The yield on the benchmark 10-year Treasury note fell to 4.60 percent as of 5 p.m. in New York, from 4.61 percent late in the day on March 23. The Standard & Poor's homebuilding index, comprising 16 companies that include D.R. Horton Inc. and Lennar Corp., dropped 1.8 percent.
The median price of a new home fell 0.3 percent in February to $250,000 from $250,800 a year earlier, today's report showed.
The number of homes for sale at the end of the month rose to 546,000 from 538,000 in January. That left the supply of homes at the current sales rate at 8.1 months' worth, compared with 7.3 months in January. The number of homes completed and awaiting a buyer rose to 179,000 last month.
Incentives
While builders are offering more incentives to unload homes already built, the actual number of homes in inventory may be more than the government reports because it doesn't include cancellations, economists said.
New-home sales for February fell 18.3 percent from a year earlier, the government said.

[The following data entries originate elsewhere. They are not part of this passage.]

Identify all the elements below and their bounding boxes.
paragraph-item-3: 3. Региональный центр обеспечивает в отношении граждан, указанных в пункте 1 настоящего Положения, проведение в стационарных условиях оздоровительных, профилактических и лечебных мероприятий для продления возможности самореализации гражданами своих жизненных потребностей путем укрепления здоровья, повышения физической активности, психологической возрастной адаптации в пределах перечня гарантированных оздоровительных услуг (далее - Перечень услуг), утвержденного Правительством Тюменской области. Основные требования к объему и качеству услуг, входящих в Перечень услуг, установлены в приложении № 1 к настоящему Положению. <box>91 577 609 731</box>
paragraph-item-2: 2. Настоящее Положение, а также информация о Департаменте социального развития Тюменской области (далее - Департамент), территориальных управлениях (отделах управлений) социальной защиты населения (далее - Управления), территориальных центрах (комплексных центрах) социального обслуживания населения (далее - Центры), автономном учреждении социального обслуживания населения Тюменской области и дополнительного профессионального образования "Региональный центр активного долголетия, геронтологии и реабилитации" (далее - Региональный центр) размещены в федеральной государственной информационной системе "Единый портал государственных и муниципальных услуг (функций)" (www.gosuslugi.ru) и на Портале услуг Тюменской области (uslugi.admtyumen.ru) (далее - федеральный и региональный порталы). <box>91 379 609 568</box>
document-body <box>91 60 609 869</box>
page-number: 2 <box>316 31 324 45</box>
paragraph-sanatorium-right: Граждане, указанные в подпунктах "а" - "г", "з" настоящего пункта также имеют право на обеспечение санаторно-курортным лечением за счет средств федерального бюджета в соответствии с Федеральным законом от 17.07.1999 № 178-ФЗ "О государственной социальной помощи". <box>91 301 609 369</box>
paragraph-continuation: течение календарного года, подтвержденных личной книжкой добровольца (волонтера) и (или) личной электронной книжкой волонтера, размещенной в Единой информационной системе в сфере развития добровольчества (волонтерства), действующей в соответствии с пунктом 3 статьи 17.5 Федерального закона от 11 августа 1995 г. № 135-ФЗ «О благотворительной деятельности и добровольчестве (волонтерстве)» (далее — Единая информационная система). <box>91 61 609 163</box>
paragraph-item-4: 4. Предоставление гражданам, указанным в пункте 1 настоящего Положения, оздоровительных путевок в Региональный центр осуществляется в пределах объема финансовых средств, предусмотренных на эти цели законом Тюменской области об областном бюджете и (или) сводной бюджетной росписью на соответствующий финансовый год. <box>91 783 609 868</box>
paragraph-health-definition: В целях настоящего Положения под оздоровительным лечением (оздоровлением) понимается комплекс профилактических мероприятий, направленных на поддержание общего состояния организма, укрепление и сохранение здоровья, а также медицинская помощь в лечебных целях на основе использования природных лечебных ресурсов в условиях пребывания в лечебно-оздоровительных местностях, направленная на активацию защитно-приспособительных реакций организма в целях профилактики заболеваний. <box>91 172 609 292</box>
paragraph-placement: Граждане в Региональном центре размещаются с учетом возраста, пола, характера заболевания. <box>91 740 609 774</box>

Purchases fell 26.8 percent in the Northeast to an annual rate of 41,000. They fell 7.0 percent in the South to 450,000. Sales declined 20 percent in the Midwest to 124,000. Sales rose 24.6 percent in the West to an annual rate of 233,000.
Snowstorms in the Midwest and Northeast may have restrained home sales and construction, economists said. Last month was the coldest February since 1994, according to the National Climatic Data Center in Asheville, North Carolina.
Timely Gauge
New-home sales are considered a more timely gauge of the housing market because they are recorded when a contract is signed. Most sales of existing homes are counted when a contract closes, usually a month or two later.
Builders such as Lennar, KB Home and D.R. Horton are offering free granite countertops, help on mortgage payments and other incentives to clear out inventory.
``Until we get through the selling season and see what happens with the inventory levels on resale, we're not ready to say that the markets have bottomed and that prices have stabilized,'' Jeffrey Mezger, chief executive of Los Angeles- based KB Home, the fifth-largest U.S. homebuilder, said on a March 22 conference call. ``We think there will continue to be pressure on pricing for the next few quarters.''
Declining interest rates are attracting some buyers. The average rate on a 30-year fixed mortgage was 6.16 percent last week, down from 6.8 percent late last July.
Toll Brothers Inc. Chief Executive Officer Robert Toll said the number of customers canceling orders may be starting to abate. Still, Toll said he couldn't predict when the housing recovery would begin.
Tightening Standards
The Standard & Poor's Supercomposite Homebuilding Index has fallen 16 percent since the start of the year. Lenders are raising their credit standards as delinquencies mount, reducing the number of consumers able to obtain a mortgage.
``Recent problems in the subprime mortgage market combined with tightening credit requirements could exacerbate the already difficult conditions in the homebuilding industry,'' Mezger said in a statement last week.
Subprime mortgage borrowers, typically people with limited or poor credit histories, last quarter fell behind on their mortgage payments at the highest rate in four years.
The turmoil is one reason Fed policy makers meeting last week softened their inclination to raise interest rates, economists said. The Fed left the benchmark lending rate at 5.25 percent.
Roger Cole, the Fed's director of Banking Supervision and Regulation, said March 22 that while the Fed is ``concerned'' about distress in subprime borrowing, there has so far been no spillover to the broader mortgage market.
Fed Chairman Ben S. Bernanke said the drag from housing should diminish later this year, giving a lift to the economy in the second half.